The fundamental haemodynamic fault in Uhl's anomaly is inadequate or absent right ventricle contraction. The specific echocardiographic features of Uhl's anomaly reveal an enlarged and diffusely hypokinetic thin‐walled right ventricular cavity with no apical trabeculation. The tricuspid valve shows regurgitation with delayed valve closure and delayed diastolic pulmonary valve opening. The pulmonary artery shows retrograde blood flow to the right ventricle during systole and the right atrium is dilated secondary to tricuspid valve regurgitation. Additional defects described in association with Uhl's anomaly include dysplasia of the tricuspid valve, pulmonary atresia and persistent ductus arteriosus.

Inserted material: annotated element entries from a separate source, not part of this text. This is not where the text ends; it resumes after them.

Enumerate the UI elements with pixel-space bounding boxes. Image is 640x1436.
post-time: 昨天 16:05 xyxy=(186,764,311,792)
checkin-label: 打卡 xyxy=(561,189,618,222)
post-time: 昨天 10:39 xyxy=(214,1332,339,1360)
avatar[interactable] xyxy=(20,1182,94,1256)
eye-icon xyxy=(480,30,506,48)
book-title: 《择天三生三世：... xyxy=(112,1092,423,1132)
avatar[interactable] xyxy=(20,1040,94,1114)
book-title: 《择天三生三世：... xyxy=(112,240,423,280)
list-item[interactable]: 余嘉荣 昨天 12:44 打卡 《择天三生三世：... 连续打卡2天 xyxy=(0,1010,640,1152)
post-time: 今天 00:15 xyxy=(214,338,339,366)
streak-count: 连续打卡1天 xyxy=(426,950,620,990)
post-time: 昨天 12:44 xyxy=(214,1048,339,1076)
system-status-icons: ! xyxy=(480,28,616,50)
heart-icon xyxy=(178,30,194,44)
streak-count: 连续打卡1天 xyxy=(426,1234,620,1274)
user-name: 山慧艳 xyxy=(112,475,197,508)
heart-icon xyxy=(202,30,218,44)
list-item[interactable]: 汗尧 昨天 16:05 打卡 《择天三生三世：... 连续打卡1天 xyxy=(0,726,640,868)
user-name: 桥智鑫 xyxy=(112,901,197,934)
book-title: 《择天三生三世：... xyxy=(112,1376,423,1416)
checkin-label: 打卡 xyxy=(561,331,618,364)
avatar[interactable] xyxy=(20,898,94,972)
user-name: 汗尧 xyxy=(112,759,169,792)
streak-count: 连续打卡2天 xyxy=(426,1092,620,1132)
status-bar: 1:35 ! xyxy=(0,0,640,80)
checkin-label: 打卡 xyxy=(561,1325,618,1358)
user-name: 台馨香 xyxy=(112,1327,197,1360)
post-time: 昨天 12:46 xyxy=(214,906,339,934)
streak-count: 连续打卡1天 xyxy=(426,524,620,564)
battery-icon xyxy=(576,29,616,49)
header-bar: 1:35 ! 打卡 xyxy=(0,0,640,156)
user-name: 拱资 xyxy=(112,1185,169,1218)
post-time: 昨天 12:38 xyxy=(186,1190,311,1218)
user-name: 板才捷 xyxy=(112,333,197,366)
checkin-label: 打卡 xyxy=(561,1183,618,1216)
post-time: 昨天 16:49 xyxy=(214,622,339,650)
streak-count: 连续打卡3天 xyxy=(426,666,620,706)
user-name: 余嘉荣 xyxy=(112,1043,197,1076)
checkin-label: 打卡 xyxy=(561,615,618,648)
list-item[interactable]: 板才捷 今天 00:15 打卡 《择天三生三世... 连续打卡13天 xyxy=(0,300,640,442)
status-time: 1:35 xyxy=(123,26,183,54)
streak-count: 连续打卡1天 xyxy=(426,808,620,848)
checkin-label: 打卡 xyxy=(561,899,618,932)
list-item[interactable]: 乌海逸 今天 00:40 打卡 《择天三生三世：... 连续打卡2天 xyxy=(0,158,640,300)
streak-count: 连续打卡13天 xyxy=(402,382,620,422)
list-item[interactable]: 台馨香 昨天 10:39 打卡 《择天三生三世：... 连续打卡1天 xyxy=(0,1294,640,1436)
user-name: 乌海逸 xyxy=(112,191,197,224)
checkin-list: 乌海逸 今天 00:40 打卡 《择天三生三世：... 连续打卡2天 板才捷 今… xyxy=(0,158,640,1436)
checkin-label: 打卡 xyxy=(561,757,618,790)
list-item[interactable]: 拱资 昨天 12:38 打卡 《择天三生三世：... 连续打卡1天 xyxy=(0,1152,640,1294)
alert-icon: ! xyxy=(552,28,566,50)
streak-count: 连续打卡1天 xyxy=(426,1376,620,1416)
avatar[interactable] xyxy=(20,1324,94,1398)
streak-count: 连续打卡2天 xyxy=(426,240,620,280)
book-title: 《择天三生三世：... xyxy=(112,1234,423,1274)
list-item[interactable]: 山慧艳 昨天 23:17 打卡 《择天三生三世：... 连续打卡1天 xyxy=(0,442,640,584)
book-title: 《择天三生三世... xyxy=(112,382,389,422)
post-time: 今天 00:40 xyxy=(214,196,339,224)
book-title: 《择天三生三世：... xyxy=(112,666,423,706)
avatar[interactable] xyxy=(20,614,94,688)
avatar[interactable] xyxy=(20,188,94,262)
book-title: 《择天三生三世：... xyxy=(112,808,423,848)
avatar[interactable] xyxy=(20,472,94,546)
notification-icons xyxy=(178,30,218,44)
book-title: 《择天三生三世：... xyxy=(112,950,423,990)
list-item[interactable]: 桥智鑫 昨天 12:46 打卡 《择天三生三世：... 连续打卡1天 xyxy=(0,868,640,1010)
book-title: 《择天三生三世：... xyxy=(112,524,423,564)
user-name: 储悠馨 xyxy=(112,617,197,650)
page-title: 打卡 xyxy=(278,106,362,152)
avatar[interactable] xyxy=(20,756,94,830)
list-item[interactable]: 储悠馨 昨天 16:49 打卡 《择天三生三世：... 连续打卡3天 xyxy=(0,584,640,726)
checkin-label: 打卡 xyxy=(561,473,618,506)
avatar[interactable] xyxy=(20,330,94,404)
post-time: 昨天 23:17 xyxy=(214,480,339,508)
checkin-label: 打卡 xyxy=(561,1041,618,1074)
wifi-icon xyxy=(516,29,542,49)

The clinical signs and symptoms of Uhl's anomaly are quite variable; however, most Uhl's anomaly patients die in infancy or in utero, because the destruction of some critical parts of the heart. If the crista supraventricularis is destroyed, along with the free wall of the right ventricle, right ventricular failure is inevitable and ultimately fatal. , Such patients contribute significantly to the perinatal mortality of Uhl's anomaly.

The prognosis of Uhl's anomaly is poor but varies in relation to the extent of the destruction of the right ventricular myocardium and the heart conducting system. Successful cases have been reported of infants surviving surgery for critical ventricular arrhythmias due to Uhl's anomaly. – Starr, et al. demonstrated that part or complete absence of right ventricular myocardium is itself insufficient to cause serious outcomes such as death. Such patients often survive with relatively little hemodynamic change in their infancy, and can live to an advanced age.

Correct prenatal diagnosis, therefore, can be crucial in identifying patients who will require surgical intervention and specialist postnatal care. The infant we have documented in this report is currently a healthy nine year old boy; he has had no surgery and needs no regular medication for his cardiac condition. As with other congenital heart lesions, accurate prenatal diagnosis of Uhl's anomaly is important to enable optimisation of perinatal care and increase the chances of infant survival.